The main dashboard displays:

  • Critical Alerts: Issues requiring immediate attention (top left)
  • Site Server Status: Overall health with component count
  • Database Status: Size and last backup time
  • Distribution Points: Sync status
  • Client Statistics: Total, active, inactive clients and health percentage
  • Software Updates: Last sync time and status
  • Deployments & Packages: Active counts
  • Component Status: All site components listed on the right
  • Recent Errors: Latest errors from the past 24 hours
  • Inboxes: File counts in various inboxes

Component Details

Click “Show More Components” to see all site system components:

This modal shows every SCCM component with its current status.
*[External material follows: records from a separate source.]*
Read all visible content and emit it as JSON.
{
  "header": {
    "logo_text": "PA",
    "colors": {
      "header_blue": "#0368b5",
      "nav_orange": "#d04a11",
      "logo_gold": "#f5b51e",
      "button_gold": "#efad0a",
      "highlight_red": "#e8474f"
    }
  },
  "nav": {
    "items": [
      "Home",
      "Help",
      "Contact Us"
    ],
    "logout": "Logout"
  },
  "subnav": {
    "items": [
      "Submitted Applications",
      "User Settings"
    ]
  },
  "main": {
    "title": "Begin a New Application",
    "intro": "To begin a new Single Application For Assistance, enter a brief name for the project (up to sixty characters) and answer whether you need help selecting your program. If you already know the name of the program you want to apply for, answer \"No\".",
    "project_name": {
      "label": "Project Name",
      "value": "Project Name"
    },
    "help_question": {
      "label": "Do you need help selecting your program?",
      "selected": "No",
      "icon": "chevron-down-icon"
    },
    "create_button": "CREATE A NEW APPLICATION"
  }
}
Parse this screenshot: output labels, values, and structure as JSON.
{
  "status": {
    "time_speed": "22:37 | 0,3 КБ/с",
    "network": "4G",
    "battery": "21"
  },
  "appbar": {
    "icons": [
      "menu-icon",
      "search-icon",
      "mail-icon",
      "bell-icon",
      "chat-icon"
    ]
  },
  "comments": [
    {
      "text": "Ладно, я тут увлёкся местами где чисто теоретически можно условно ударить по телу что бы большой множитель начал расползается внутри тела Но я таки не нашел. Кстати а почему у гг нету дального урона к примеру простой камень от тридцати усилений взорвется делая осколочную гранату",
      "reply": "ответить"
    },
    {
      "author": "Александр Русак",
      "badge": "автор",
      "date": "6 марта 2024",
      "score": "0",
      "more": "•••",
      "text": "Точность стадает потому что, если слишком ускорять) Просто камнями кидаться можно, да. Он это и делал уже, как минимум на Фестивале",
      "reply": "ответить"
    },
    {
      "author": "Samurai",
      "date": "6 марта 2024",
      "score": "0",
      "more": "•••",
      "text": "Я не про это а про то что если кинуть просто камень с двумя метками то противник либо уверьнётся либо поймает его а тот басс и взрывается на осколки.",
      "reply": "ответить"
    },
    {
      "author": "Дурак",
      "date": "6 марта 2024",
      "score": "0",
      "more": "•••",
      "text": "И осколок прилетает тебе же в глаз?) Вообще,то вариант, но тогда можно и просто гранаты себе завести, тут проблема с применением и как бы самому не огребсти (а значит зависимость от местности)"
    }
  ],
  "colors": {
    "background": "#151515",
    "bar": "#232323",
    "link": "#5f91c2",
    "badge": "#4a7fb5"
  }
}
Green checkmarks indicate healthy components, warning icons show components with issues.

Software Updates Details

Click on the Software Updates card for detailed synchronization information:

You’ll see:

  • Sync status (Healthy/Warning)
  • Last sync timestamp
  • Next scheduled sync time
  • Detailed status message

Email Alerts

When critical issues are detected, the system automatically sends email alerts:

The email includes:

  • Issues requiring attention (color-coded by severity)
  • Infrastructure status summary
  • Site server status
  • Client health metrics
  • Distribution point status
  • Database status with backup time

How It Works

The solution consists of three main components:

  1. Data Collection Script (Start-SCCMHealthMonitor.ps1): Runs every 5 minutes via scheduled task, queries SCCM database and WMI, collects health data, and outputs to dashboard-data.json
  2. Web Dashboard (index.html): Reads the JSON data file, displays real-time health status, auto-refreshes every 60 seconds
  3. Email Alert System: Monitors for critical issues, sends formatted HTML emails when thresholds are exceeded

This dashboard made monitoring my SCCM environment much easier. Everything’s in one place instead of jumping between consoles. The email alerts are particularly useful for catching issues outside of business hours.

The project is open source, so feel free to fork it and customize it for your needs. If you run into issues or have suggestions, open an issue on GitHub.